Nucleotide-induced DNA polymerase active site motions accommodating a mutagenic DNA intermediate.
Batra, V.K., Beard, W.A., Shock, D.D., Pedersen, L.C., Wilson, S.H.(2005) Structure 13: 1225-1233
- PubMed: 16084394 
- DOI: https://doi.org/10.1016/j.str.2005.05.010
- Primary Citation of Related Structures:  
1ZJM, 1ZJN - PubMed Abstract: 
DNA polymerases occasionally insert the wrong nucleotide. For this error to become a mutation, the mispair must be extended.
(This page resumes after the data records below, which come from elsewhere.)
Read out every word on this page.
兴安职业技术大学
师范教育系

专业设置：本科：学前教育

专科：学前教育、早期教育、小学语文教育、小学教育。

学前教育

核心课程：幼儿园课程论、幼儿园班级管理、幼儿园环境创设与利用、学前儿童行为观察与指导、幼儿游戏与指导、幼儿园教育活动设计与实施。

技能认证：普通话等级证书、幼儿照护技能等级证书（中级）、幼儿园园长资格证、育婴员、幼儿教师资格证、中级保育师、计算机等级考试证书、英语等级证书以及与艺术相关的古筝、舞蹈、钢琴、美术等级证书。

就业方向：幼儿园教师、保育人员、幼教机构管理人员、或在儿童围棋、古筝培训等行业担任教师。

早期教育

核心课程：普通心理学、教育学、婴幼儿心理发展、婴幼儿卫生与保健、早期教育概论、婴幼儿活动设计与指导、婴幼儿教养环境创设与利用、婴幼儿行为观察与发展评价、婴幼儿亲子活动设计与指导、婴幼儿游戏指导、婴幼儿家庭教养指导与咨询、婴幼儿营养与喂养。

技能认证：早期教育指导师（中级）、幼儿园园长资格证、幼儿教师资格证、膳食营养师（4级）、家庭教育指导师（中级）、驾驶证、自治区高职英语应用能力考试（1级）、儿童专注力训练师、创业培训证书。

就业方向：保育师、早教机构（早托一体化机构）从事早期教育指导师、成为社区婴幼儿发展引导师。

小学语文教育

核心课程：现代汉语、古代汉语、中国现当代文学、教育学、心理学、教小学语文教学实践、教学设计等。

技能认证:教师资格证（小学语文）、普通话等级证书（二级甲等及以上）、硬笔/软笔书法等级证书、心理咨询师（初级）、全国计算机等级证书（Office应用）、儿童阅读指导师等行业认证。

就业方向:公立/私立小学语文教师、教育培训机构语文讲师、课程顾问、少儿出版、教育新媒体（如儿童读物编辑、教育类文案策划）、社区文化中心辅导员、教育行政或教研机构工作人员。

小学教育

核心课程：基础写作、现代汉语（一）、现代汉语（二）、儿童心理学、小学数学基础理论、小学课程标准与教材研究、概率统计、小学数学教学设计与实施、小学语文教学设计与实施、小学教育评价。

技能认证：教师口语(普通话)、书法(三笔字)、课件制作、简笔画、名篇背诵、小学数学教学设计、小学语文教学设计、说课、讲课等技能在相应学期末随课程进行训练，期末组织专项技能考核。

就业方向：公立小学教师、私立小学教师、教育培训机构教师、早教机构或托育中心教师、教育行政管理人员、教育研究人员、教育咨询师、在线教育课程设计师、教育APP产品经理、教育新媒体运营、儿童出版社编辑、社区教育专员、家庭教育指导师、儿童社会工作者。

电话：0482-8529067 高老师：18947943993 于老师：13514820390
We report a structure of DNA polymerase beta (pol beta) with a DNA mismatch at the boundary of the polymerase active site. The structure of this complex indicates that the templating adenine of the mispair stacks with the primer terminus adenine while the templating (coding) cytosine is flipped out of the DNA helix. Soaking the crystals of the binary complex with dGTP resulted in crystals of a ternary substrate complex. In this case, the templating cytosine is observed within the DNA helix and forms Watson-Crick hydrogen bonds with the incoming dGTP. The adenine at the primer terminus has rotated into a syn-conformation to interact with the opposite adenine in a planar configuration. Yet, the 3'-hydroxyl on the primer terminus is out of position for efficient nucleotide insertion.
Organizational Affiliation: 
Laboratory of Structural Biology, National Institute of Environmental Health Sciences, National Institutes of Health, Research Triangle Park, North Carolina 27709, USA.